Next, hierarchical clustering is applied to group historical patterns that exhibit similar behaviors. From these clustered patterns, relevant features are identified using Lasso regression, which selects only the most significant predictors (such as open and high prices) for each cluster.
Finally, the selected features are used to neural network prediction, including Artificial Neural Networks (ANN). These models are evaluated based on their ability to accurately predict the stock’s closing price in the short term. The entire pipeline is designed from a data analysis and processing perspective to maximize prediction accuracy while maintaining model interpretability.
Aggregation of Stock Data
The original dataset consists of tick-by-tick transaction data from the FBMKLCI index, where each entry represents an individual trade event. As a result, the data is inherently non-continuous, with irregular timestamps and potential gaps in pricing when no transaction occurs at a specific time, as illustrated in Figure 1(a). This irregularity makes it challenging to model price movements effectively or apply time series forecasting techniques directly.
To address this, the raw tick data is aggregated into uniform 10-minute intervals, generating a continuous time series composed of standard OHLCV features (Open, High, Low, Close, Volume). This transformation, illustrated in Figure 1(b), enables consistent pattern recognition and modeling by capturing price behavior over regular time windows.
Figure 1: The Aggregation for raw data
Find Similar Patterns
To identify patterns that reflect similar price behavior, it is first necessary to segment the aggregated stock data into meaningful temporal patterns. In this study, we apply a sliding window method to generate overlapping patterns from the 10-minute interval OHLCV data, where each pattern spans a fixed length (e.g., a full trading day or 3-hour window). This approach results in a series of structured pattern instances that represent historical market behavior.
Figure 2 illustrates the process of generating these patterns from the continuous, aggregated time series. Each new pattern is offset by a small lag (e.g., 1 interval), ensuring that temporal trends are captured with high resolution. For instance, in a 3-hour window with 10-minute intervals, each pattern consists of 18 data points.
Figure 2 : Sliding window
To enable efficient pattern matching, we apply a hierarchical clustering algorithm to group structurally similar patterns based on their price movements. As shown in Figure 4, this method organizes patterns into a tree structure, where similar patterns are grouped as sibling or neighboring nodes. The current pattern (e.g., Pattern 1) is compared against historical patterns, and initial matches (e.g., Patterns 4 and 15) are identified from its local cluster neighborhood. If the number of similar patterns in the immediate cluster is insufficient for robust analysis, the search range can be extended within the clustering hierarchy. This dynamic adjustment allows the number of matched patterns to increase (e.g., from 2 to 12), improving the statistical reliability of the subsequent predictive modeling.

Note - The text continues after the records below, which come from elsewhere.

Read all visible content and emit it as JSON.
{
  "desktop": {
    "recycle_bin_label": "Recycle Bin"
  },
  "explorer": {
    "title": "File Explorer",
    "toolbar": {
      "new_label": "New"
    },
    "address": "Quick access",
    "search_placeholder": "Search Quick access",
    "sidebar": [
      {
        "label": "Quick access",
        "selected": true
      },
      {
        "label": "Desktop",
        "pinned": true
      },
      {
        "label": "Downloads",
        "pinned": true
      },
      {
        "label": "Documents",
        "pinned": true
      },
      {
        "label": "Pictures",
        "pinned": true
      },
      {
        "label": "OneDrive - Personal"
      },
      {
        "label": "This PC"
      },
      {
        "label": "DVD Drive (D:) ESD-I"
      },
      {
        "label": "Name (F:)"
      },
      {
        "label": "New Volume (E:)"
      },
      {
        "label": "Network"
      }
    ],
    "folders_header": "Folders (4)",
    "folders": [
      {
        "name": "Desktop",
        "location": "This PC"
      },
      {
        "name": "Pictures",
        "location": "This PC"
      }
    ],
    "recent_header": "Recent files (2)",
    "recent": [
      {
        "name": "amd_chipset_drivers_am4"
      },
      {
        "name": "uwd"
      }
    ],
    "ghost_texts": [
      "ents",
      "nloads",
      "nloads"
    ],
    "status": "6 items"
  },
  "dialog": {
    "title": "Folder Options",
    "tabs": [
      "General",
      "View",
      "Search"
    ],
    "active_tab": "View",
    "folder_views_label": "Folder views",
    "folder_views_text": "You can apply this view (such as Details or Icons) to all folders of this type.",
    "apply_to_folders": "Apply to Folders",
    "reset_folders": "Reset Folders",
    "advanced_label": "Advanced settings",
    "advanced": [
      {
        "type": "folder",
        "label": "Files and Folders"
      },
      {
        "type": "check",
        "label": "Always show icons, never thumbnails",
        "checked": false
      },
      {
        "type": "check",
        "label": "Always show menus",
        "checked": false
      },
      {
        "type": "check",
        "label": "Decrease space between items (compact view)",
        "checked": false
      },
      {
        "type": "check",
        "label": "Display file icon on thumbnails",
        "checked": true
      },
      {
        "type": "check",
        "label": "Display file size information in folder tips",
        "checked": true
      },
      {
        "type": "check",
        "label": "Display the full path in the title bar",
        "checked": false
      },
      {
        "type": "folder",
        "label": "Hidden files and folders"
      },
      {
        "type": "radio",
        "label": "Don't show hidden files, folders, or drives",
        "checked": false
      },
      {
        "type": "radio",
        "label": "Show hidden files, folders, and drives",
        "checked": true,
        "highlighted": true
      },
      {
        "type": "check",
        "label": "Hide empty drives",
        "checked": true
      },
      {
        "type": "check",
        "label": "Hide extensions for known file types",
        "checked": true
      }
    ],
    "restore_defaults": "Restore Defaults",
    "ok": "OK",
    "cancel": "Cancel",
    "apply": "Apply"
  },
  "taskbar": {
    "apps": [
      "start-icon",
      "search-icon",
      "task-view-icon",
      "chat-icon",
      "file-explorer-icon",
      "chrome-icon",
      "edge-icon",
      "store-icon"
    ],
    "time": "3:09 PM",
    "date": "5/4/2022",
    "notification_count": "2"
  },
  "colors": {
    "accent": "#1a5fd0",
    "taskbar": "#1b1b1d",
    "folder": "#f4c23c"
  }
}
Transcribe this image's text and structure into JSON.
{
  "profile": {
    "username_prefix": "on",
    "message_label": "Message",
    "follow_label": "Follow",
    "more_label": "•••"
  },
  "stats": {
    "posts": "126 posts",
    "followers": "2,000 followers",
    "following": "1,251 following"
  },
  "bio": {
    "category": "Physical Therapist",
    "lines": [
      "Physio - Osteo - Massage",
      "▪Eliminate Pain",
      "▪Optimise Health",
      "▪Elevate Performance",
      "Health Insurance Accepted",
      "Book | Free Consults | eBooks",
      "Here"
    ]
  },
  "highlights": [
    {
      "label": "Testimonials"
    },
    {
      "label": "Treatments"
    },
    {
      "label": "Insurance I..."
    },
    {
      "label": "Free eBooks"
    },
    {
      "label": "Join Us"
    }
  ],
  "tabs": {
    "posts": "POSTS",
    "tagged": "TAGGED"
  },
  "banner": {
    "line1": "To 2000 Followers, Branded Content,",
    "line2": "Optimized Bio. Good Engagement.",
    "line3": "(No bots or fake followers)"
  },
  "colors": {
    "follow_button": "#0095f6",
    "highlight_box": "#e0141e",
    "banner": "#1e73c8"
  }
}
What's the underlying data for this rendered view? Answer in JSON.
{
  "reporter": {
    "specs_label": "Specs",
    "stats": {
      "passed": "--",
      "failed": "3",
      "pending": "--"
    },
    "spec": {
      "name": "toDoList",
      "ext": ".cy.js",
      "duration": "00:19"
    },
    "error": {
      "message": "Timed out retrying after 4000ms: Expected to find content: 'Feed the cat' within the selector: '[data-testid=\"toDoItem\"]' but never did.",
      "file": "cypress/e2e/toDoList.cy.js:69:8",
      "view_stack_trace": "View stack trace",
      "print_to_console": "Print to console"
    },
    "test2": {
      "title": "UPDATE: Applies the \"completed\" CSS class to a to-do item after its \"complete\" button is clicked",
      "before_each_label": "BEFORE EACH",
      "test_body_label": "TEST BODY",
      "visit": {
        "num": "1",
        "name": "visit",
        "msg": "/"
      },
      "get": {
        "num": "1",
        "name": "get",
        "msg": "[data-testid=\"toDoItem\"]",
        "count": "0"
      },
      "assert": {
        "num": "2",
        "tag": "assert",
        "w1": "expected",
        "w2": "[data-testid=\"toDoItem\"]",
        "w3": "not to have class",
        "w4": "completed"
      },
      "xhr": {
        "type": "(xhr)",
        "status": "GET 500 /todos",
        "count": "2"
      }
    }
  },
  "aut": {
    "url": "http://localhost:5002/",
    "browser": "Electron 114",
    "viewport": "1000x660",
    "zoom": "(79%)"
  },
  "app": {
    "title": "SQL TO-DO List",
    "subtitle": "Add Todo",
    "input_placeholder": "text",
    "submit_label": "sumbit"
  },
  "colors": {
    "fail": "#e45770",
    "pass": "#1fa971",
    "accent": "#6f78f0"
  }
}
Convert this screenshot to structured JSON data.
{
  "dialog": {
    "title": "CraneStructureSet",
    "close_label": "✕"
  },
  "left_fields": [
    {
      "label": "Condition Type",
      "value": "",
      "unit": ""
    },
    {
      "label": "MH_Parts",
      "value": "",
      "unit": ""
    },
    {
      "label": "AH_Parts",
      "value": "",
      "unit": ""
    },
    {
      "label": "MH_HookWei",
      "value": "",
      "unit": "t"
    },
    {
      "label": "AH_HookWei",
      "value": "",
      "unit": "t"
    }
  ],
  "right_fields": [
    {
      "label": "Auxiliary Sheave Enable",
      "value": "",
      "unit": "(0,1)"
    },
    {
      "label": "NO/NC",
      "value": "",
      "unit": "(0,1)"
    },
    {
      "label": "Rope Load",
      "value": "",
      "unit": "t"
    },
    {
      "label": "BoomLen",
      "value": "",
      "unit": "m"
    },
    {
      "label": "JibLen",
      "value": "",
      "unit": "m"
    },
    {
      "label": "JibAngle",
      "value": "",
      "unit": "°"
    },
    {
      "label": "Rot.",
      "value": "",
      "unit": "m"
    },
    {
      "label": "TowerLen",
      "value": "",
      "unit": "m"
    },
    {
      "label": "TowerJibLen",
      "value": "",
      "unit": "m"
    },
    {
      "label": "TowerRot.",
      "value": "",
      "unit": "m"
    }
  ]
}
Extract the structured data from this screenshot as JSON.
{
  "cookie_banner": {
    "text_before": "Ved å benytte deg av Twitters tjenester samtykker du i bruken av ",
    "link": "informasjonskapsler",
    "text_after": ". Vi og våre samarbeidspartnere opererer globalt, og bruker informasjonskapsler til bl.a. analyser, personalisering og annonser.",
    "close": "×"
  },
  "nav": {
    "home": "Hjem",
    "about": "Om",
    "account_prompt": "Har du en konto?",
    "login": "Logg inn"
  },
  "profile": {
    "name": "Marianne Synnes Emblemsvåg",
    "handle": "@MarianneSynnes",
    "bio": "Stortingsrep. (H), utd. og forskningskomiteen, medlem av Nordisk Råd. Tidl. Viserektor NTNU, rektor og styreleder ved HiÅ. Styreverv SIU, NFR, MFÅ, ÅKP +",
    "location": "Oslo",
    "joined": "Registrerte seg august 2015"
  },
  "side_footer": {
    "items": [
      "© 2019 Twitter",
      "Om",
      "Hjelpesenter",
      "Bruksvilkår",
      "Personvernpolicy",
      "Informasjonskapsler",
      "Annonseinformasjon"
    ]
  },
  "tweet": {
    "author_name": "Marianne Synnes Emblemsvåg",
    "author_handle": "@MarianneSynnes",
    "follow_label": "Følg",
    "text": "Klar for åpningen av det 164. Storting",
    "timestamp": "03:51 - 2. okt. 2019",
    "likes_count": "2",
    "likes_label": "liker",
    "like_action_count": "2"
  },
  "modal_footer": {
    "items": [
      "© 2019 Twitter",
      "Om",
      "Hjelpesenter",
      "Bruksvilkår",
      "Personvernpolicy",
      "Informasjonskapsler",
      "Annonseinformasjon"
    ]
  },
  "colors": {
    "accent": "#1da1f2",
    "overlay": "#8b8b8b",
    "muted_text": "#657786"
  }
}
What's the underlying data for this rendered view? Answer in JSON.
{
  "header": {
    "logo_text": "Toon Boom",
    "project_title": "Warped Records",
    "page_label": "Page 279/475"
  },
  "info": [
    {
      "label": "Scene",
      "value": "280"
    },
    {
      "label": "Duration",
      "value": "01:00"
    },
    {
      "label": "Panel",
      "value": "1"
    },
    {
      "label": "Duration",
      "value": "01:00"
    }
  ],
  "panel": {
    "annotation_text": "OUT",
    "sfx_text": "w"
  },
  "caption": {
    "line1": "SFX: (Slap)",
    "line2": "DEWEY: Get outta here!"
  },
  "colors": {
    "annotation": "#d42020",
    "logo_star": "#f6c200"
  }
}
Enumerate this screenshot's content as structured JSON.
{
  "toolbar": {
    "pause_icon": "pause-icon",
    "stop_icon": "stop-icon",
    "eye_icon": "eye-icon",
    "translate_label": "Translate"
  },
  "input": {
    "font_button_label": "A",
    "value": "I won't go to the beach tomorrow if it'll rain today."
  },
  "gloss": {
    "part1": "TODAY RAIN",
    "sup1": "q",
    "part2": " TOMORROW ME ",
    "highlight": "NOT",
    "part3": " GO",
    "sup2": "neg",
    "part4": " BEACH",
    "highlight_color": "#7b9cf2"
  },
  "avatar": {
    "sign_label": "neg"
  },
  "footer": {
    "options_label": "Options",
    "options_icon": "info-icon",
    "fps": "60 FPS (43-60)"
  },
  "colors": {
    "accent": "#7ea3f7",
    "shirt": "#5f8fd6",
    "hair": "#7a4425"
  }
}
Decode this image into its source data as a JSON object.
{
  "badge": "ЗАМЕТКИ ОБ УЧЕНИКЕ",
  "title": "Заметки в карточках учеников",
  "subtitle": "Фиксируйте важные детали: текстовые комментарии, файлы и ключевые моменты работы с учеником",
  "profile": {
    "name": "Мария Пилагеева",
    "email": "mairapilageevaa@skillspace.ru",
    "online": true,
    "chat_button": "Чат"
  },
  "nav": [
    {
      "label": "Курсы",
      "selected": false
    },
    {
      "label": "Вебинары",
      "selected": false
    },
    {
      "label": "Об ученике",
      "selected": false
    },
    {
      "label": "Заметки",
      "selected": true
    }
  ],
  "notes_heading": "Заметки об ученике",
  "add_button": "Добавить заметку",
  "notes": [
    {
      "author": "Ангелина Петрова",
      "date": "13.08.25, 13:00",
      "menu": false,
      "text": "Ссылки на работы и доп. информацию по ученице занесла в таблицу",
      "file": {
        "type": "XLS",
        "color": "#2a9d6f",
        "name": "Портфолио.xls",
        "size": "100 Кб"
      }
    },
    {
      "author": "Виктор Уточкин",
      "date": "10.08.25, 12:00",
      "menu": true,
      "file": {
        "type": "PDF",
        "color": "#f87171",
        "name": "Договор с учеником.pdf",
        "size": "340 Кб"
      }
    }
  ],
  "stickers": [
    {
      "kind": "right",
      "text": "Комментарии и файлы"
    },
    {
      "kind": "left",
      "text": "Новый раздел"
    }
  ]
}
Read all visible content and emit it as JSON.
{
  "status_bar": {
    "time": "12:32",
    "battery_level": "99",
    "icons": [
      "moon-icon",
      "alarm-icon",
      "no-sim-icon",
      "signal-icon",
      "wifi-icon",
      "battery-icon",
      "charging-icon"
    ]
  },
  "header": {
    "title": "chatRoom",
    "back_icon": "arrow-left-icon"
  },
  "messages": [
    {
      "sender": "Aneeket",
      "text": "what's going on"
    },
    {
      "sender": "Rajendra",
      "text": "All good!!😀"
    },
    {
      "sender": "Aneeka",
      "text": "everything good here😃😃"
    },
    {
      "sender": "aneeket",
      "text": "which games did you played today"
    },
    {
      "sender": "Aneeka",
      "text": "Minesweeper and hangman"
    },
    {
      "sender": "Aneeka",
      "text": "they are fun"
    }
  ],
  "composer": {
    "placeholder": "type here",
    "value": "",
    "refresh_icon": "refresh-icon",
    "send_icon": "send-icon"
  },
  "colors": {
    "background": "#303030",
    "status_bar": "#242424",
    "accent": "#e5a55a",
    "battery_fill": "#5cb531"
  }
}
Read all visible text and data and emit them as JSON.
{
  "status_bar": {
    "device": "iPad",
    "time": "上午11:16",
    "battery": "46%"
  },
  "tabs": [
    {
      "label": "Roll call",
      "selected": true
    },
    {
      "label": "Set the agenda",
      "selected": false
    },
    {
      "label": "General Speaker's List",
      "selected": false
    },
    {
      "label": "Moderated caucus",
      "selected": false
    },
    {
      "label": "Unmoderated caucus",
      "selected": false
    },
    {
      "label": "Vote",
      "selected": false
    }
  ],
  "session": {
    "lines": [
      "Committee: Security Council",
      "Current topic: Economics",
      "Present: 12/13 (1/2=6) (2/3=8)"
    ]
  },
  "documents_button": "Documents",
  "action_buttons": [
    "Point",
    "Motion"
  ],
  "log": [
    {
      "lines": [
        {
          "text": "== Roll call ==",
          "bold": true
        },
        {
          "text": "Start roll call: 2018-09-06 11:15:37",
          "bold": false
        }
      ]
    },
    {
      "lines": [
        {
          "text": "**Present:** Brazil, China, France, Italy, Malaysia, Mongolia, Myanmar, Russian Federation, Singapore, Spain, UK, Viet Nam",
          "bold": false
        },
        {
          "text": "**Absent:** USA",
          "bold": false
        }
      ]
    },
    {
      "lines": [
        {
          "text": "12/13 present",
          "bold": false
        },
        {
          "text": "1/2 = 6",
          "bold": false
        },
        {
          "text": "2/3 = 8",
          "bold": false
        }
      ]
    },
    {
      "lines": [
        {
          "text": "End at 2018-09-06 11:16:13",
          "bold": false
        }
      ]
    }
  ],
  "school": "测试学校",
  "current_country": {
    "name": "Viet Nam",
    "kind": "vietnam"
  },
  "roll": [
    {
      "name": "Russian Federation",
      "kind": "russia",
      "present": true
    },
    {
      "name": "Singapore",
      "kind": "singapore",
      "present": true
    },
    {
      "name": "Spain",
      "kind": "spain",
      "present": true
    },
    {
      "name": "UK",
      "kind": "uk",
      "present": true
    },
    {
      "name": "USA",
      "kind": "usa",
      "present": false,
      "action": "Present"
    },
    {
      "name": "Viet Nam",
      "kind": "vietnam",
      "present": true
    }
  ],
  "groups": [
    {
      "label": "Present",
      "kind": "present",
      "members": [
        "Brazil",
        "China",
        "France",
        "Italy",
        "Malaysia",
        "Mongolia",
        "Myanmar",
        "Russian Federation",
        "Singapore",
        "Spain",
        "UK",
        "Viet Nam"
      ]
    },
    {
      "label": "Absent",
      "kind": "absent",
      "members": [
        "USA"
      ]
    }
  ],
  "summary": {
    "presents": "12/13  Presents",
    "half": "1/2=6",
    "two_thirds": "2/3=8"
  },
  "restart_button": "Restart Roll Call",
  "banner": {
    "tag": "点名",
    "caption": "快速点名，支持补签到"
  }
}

Figure 3 shows examples of similar patterns overlaid on real stock price trajectories, demonstrating how the clustering approach captures recurring shapes in price behavior. The use of hierarchical clustering not only accelerates the search process but also enhances the precision of pattern similarity analysis.
Figure 3: Similar stock patterns
Figure 4 :Similar pattern through Hierarchal Cluster
Feature Selection using LASSO Regression
In the initial dataset, multiple variables may influence the stock price, but not all of them contribute meaningfully to the predictive model. Some features may introduce noise or redundancy, which can degrade model performance and interpretability. To address this, we apply for feature selection using the Least Absolute Shrinkage and Selection Operator (LASSO) regression technique.
Lasso performs both regularization and variable selection by imposing an L1 penalty on the regression coefficients. This constraint forces the coefficients of less important features to shrink toward zero, effectively removing them from the model. Unlike stepwise regression, which selects features incrementally through forward or backward elimination, LASSO considers all variables simultaneously and selects the optimal subset based on cross-validated prediction performance.
In this study, we consider the closing price as the dependent variable, and a set of predictor variables extracted from similar historical patterns (e.g., open, high, low, volume) as independent variables. The regression is conducted using the glmnet package in R. The model is fit with standardized variables, and the best regularization parameter (lambda) is determined using cross-validation. A total of five variables are removed after applying LASSO regression, as can be seen in Table 2.
Table 2 : Results of LASSO regression in Stock Data
Domestic purchase price Name |
Choice | Domestic selling price Name |
Choice | Foreign purchase price Name |
Choice | Foreign selling price Name |
Choice |
Opening price | O | Opening price | O | Opening price | O | Opening price | O |
High price | O | High price | O | High price | O | High price | O |
Low price | X | Low price | X | Low price | X | Low price | X |
Vol | 0 | Vol | X | Vol | 0 | Vol | 0 |
Predicted Stock Data Generation using Artificial Neural Network (ANN)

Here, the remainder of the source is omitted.